The Oral Examination
Your child’s first visit will include an oral examination and a toothbrush demonstration. Some children fuss during this part of the visit, but most infants are very quiet and enjoy the attention and novelty of the first visit.
During the oral examination, Dr. Adams will examine your child’s mouth, in a way that is most comfortable for you and your child. Our staff will demonstrate how to clean your child’s teeth and give you a chance to practice (or this may be done on a dental model if your child is apprehensive).
Teeth Cleaning and Fluoride Treatment
We may also clean your child’s teeth, particularly if your child’s teeth have a stain that commonly occurs in infants. If your child has a higher risk of developing cavities, our doctor may also apply a topical fluoride preparation. This will help inhibit the development of caries (cavities).

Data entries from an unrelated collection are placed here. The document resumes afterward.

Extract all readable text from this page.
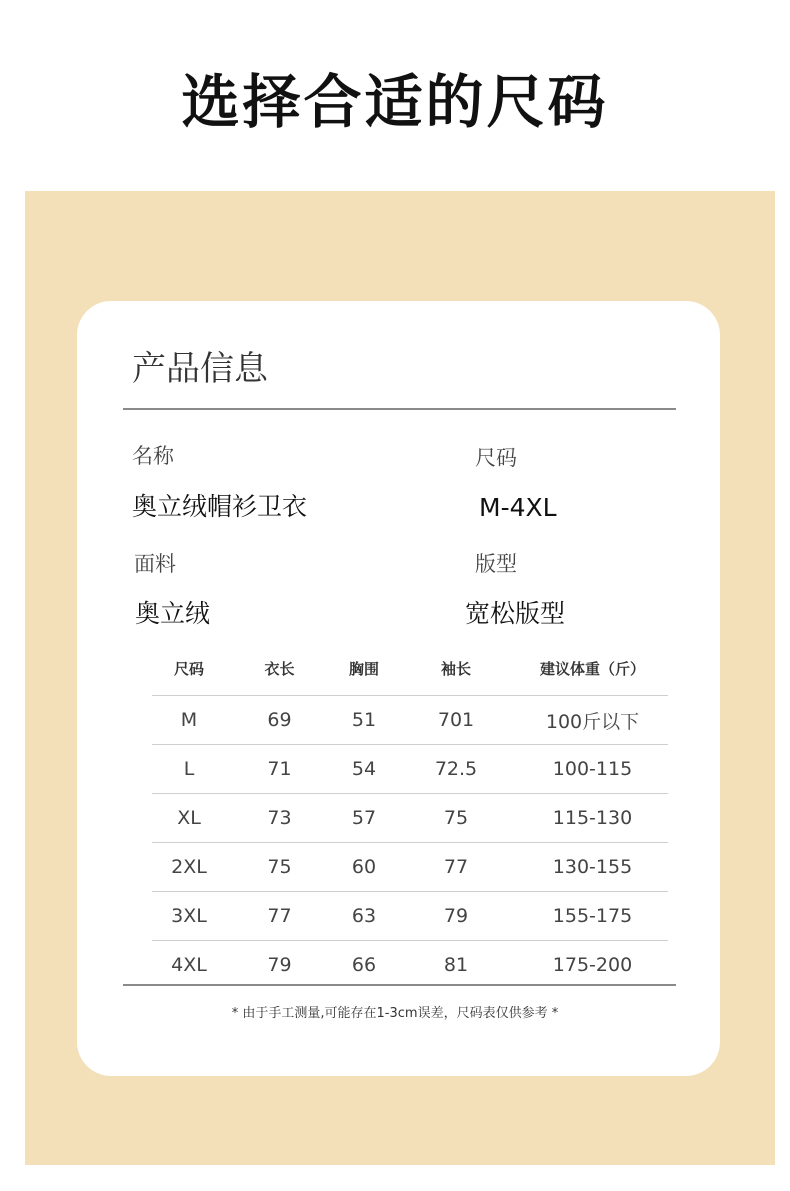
选择合适的尺码
产品信息
名称
奥立绒帽衫卫衣
尺码
M-4XL
面料
奥立绒
版型
宽松版型
尺码	衣长	胸围	袖长	建议体重（斤）
M	69	51	701	100斤以下
L	71	54	72.5	100-115
XL	73	57	75	115-130
2XL	75	60	77	130-155
3XL	77	63	79	155-175
4XL	79	66	81	175-200
* 由于手工测量,可能存在1-3cm误差，尺码表仅供参考 *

Before leaving the office, you should have a clear idea about your child’s development, appropriate home care and your responsibilities. You should also have all your questions answered and have a clear idea about what you and Dr. Adams can do collaboratively to ensure your child has excellent oral health.
Preparing for the First Dental Visit
The best way to prepare for your child’s first dental visit is to consider what you want and need to know, and to think about all your questions beforehand. If possible, ask another adult to come with you to the visit. You want to be free to talk comfortably with Dr. Adams and the staff.
In order to focus attention on your child, it is best to not bring other children along for the first visit. You might also bring along a favorite toy, blanket or other familiar object that helps your child know that the dental office is a comfortable and safe place.
To save time and make the first visit easier, our office would be happy to mail you all the office forms you will need or you can print them from our website. The forms may offer the chance to list questions or concerns you may want to discuss at the visit.